- 3 Oz Sliced Almonds
- 2 Chicken Breast
- ¼ – ¾ Tsp Curry Powder
- 1 ½ Cups Seedless Red Grapes Halved
- 1 ½ Cups Honey Dew Melon, Cubed
- 1 ½ Cups Cantaloupe Melon, Cubed 6 Cups Baby Spinach Leaves, Rinsed and Dried
- ½ Cup Reduced Fat Mayonnaise
- ½ Cup Plain Greek Yogurt
- 1 Tbsp. Fresh Lemon Juice
- 1 Tbsp. Fresh Orange Juice
- 2 Tablespoons Honey
- ½ teaspoon ground curry powder
- ½ Teaspoon Lite Soy Sauce
- ¼ Teaspoon Pepper
Yield 1 ¼ Cups
Directions:
Preheat oven to 350 degrees F. Spread almonds in ungreased shallow baking pan. Bake uncovered 5-7 minutes until lightly browned. Remove from oven and cool.

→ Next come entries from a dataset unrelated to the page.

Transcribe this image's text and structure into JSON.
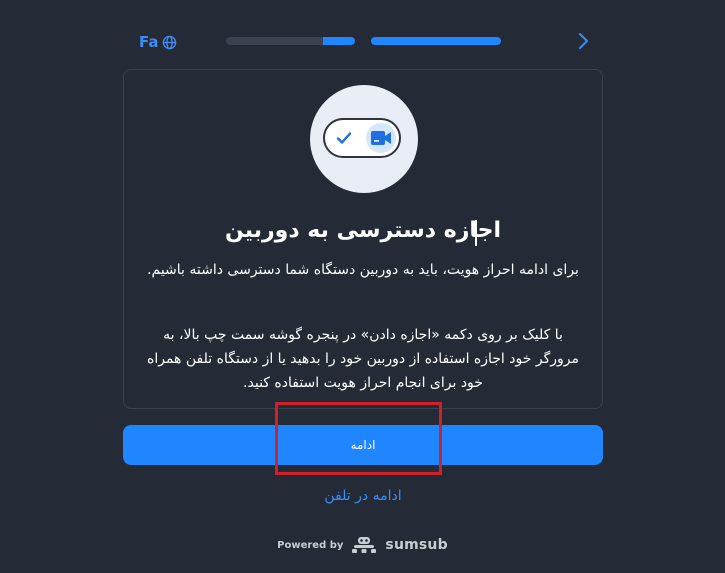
{
  "header": {
    "language_label": "Fa",
    "progress": [
      {
        "step": 1,
        "fill_fraction": 0.25
      },
      {
        "step": 2,
        "fill_fraction": 1.0
      }
    ]
  },
  "card": {
    "title": "اجازه دسترسی به دوربین",
    "paragraph_1": "برای ادامه احراز هویت، باید به دوربین دستگاه شما دسترسی داشته باشیم.",
    "paragraph_2": "با کلیک بر روی دکمه «اجازه دادن» در پنجره گوشه سمت چپ بالا، به مرورگر خود اجازه استفاده از دوربین خود را بدهید یا از دستگاه تلفن همراه خود برای انجام احراز هویت استفاده کنید."
  },
  "actions": {
    "continue_label": "ادامه",
    "continue_on_phone_label": "ادامه در تلفن"
  },
  "footer": {
    "powered_by": "Powered by",
    "brand": "sumsub"
  },
  "colors": {
    "background": "#252b36",
    "accent": "#1f86ff",
    "link": "#3d8bf5",
    "highlight": "#d0202c"
  }
}
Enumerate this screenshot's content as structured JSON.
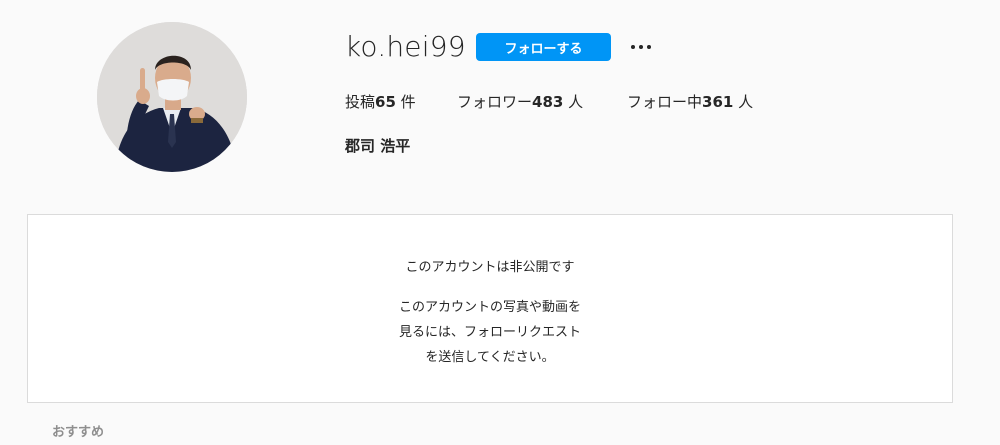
{
  "profile": {
    "username": "ko.hei99",
    "full_name": "郡司 浩平",
    "follow_label": "フォローする",
    "more_icon": "more-options-icon",
    "stats": {
      "posts_label": "投稿",
      "posts_count": "65",
      "posts_unit": " 件",
      "followers_label": "フォロワー",
      "followers_count": "483",
      "followers_unit": " 人",
      "following_label": "フォロー中",
      "following_count": "361",
      "following_unit": " 人"
    }
  },
  "private_notice": {
    "title": "このアカウントは非公開です",
    "description": "このアカウントの写真や動画を見るには、フォローリクエストを送信してください。"
  },
  "suggestions": {
    "label": "おすすめ"
  },
  "colors": {
    "accent": "#0095f6",
    "background": "#fafafa",
    "border": "#dbdbdb",
    "muted": "#8e8e8e"
  }
}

Place chicken breast in a medium saucepan; cover with water, bring to a boil. Cook until tender. Drain and shred chicken in a large bowl.
Add curry powder to taste, ¼ t-3/4 tsp. Stir in grapes and melon cubes. Mix dressing ingredients in a small bowl and whisk until smooth. Add dressing to taste, not over ¾ cup, to chicken mixture. Store extra dressing in refrigerator. Serve 1 cup salad over 1 cup spinach leaves. Sprinkle with toasted almonds.
Serving size: 2 cups
Yield 6
Nutritional Analysis: 270 calories, 12 g fat, 1.5 g saturated fat, 25 mg cholesterol, 270 mg sodium, 28g carbohydrate, 4 g fiber, 22 g sugars, 15 g protein.